The giant Khurais oil and gas field in Saudi Arabia is on schedule to start production by the end of June, according to Amin H. Nasser, Saudi Aramco senior vice-president, exploration and production.

Uchenna Izundu
OGJ International Editor

HOUSTON, May 4 -- The giant Khurais oil and gas field in Saudi Arabia is on schedule to start production by the end of June, according to Amin H. Nasser, Saudi Aramco senior vice-president, exploration and production. The $10 billion project will come on earlier than expected as it was originally slated for completion by yearend.
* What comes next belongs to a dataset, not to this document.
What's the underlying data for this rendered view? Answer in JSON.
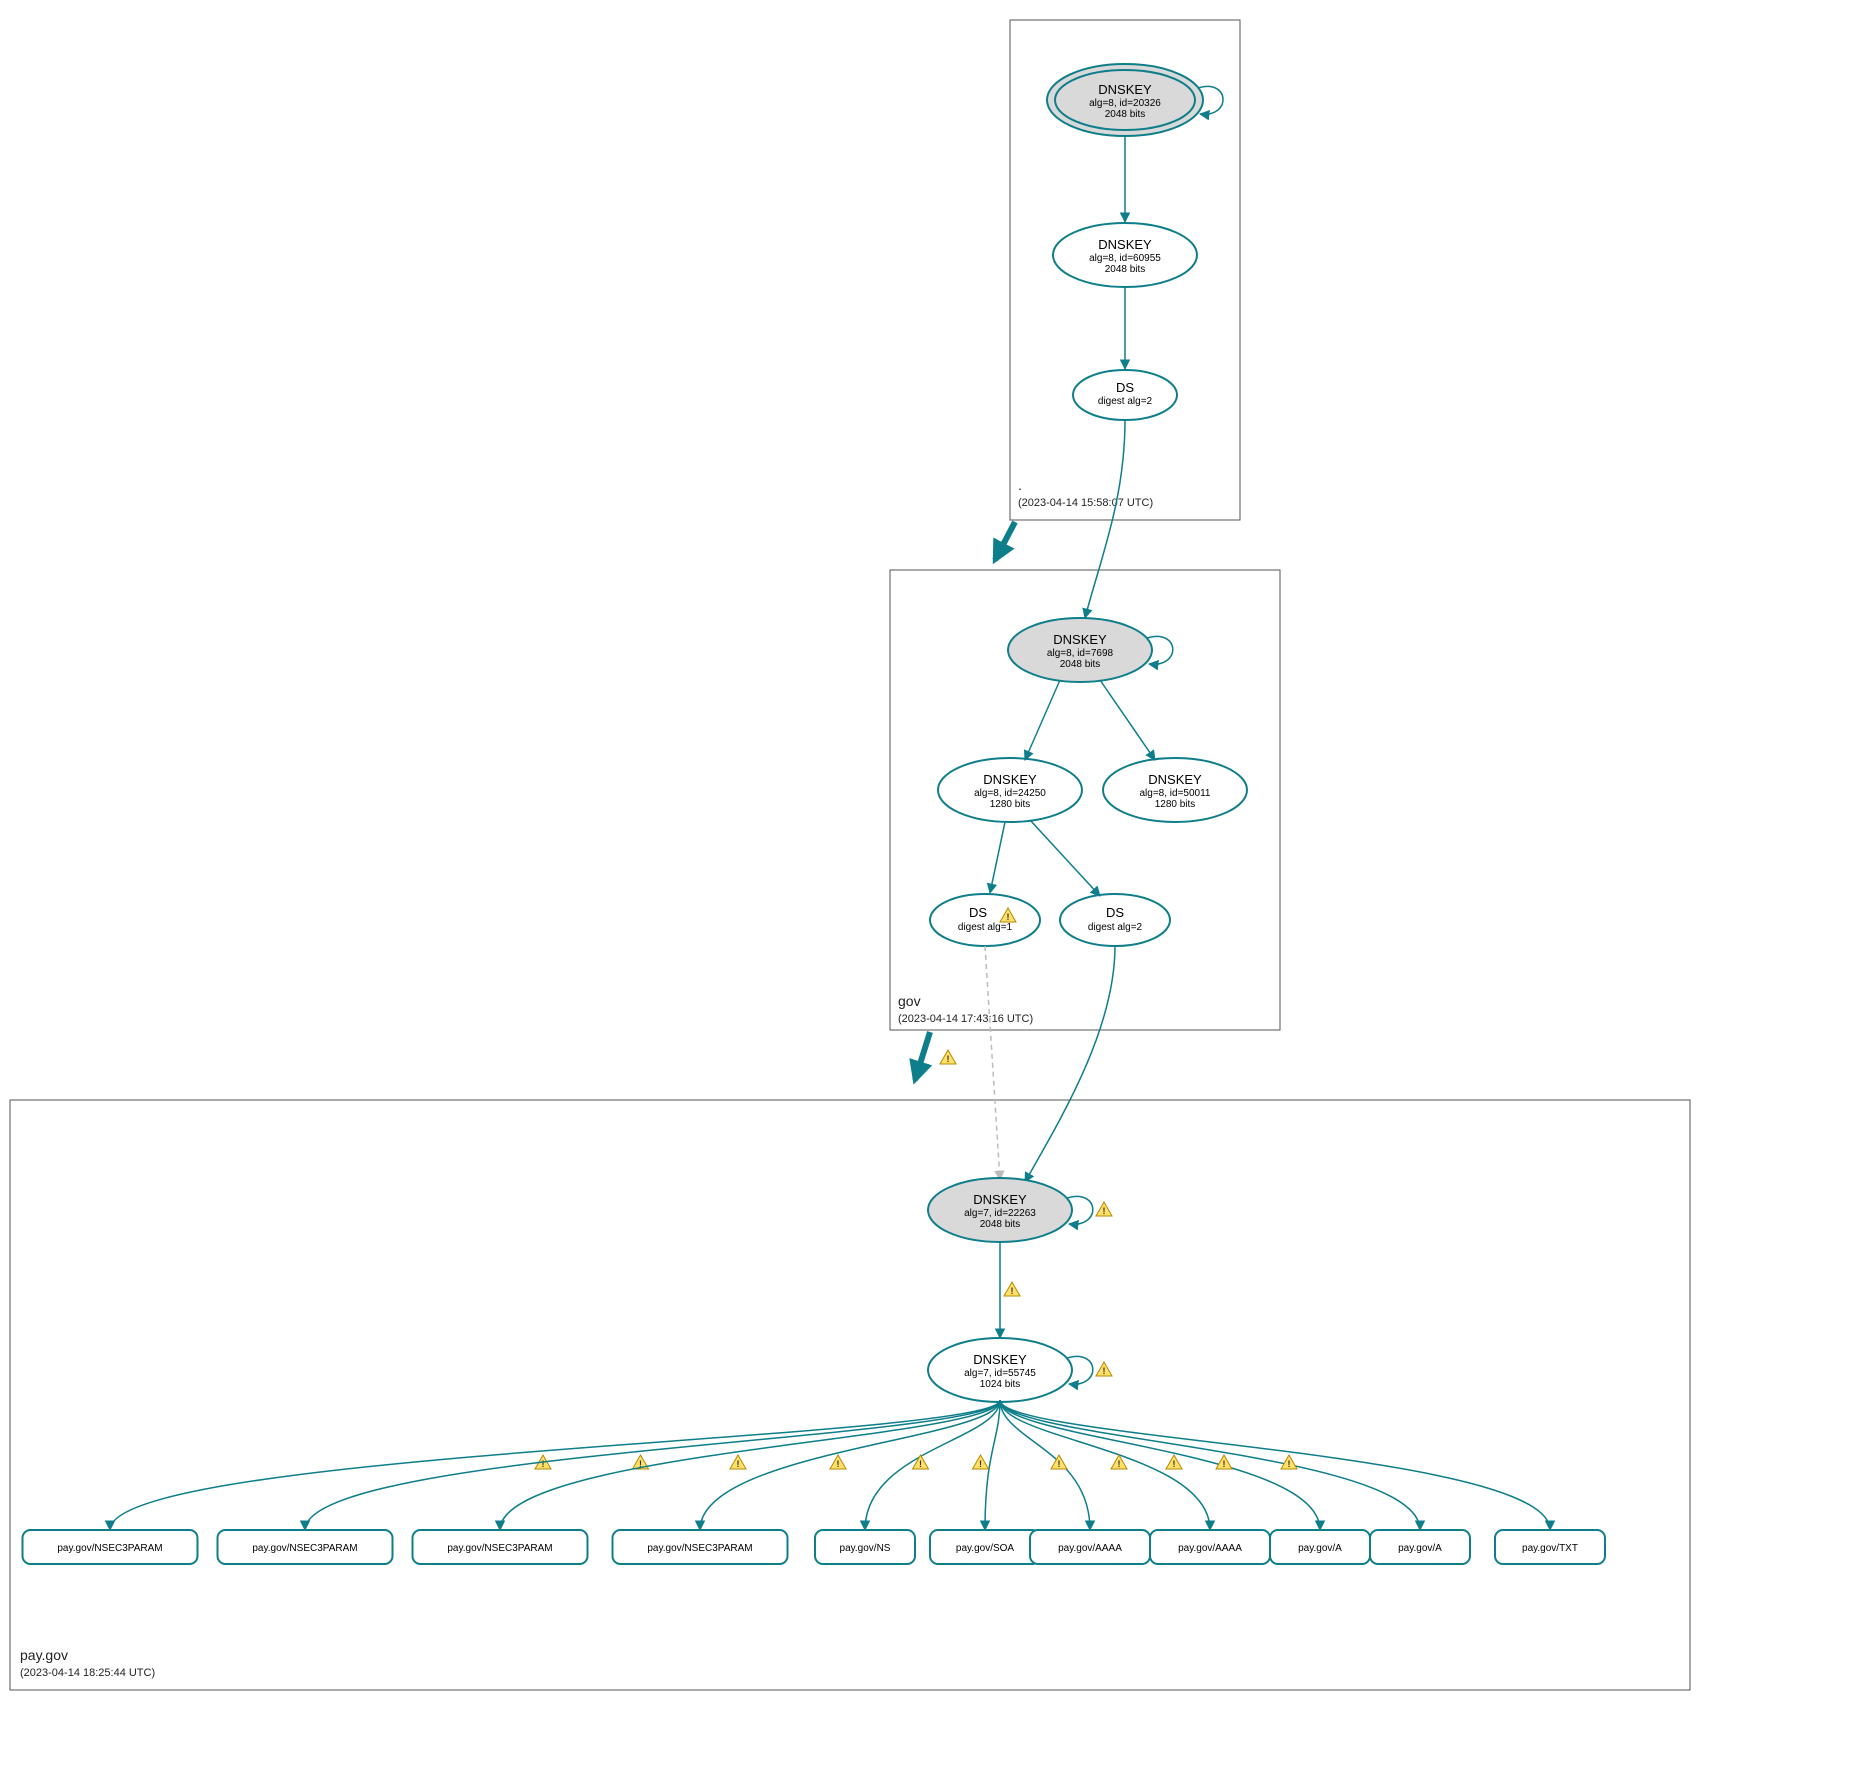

Khurais is about 90 miles east of Riyadh. The field will produce 1.2 million b/d and is the largest increment delivered in the world, Nasser said. "We have increased capacity by 20% by bringing on major increments onstream between 2004-09." By yearend, Aramco will have 12 million b/d of production capacity after it has completed all of its major development projects. Khurais, in addition to the 1.2 million b/d, is expected to produce 420 MMcfd of natural gas and 70,000 b/d of condensate (OGJ, May 8, 2006, p. 19).

The project has been a chellenging one because during the boom period when oil prices were soaring, there was a shortage of labor and materials. Now, however, the field will start production in a very different market with oil prices in the $50/bbl range and shrinking demand because of the global recession.

Saudi officials have said Khurais, with at least 12 billion bbl of recoverable oil, is only 1.8% depleted (OGJ, Apr. 5, 2004, p. 18). This the country's second-largest oil field and requires 310 wells to deliver the production. The drilling program was expected to take 3 years, but was finished 10 months ahead of schedule on Feb. 10 due to improvements in engineering and operations. It will typically use single horizontal lateral wells, with a 1.5-2 km open-hole section, equipped with inflow control devices for water production management. Smart electrical submersible pumps also will be installed.

Aramco originally planned to use 16 rigs run by three divisions over 3 years, but this was changed to 12 rigs in two divisions over a 2-year schedule. Drilling days were cut from 40 days to 25 days because of strong communication between the company and its contractors and working alongside each other in the same office.

In November 2008, Aramco inaugurated its central processing facility water injection plant (WIP), which uses combustion gas turbines. This allows 620,000 b/d of seawater injection and more pressure.

The seawater journey starts at the new treatment modules at Qurayyah seawater plant and flows to Ain Dar WIP in a 56-in. quad pipeline. Booster pumps increase the pressure at Ain Dar WIP, forcing water to flow to Khurais in the 60-in. Ain Dar Khurais-1 pipeline. The Khurais project will use five WIP trains that will inject 2.1 million b/d of treated seawater into Khurais, Abu Jifan, and Mazalij fields to maintain reservoir pressure.

Discovered 65 miles west of supergiant Ghawar field in 1957, Khurais began production in 1970 and had yielded 111 million bbl by mid-1979, when output averaged 33,000 b/d. It was later shut in and the project to restart it began in 2005.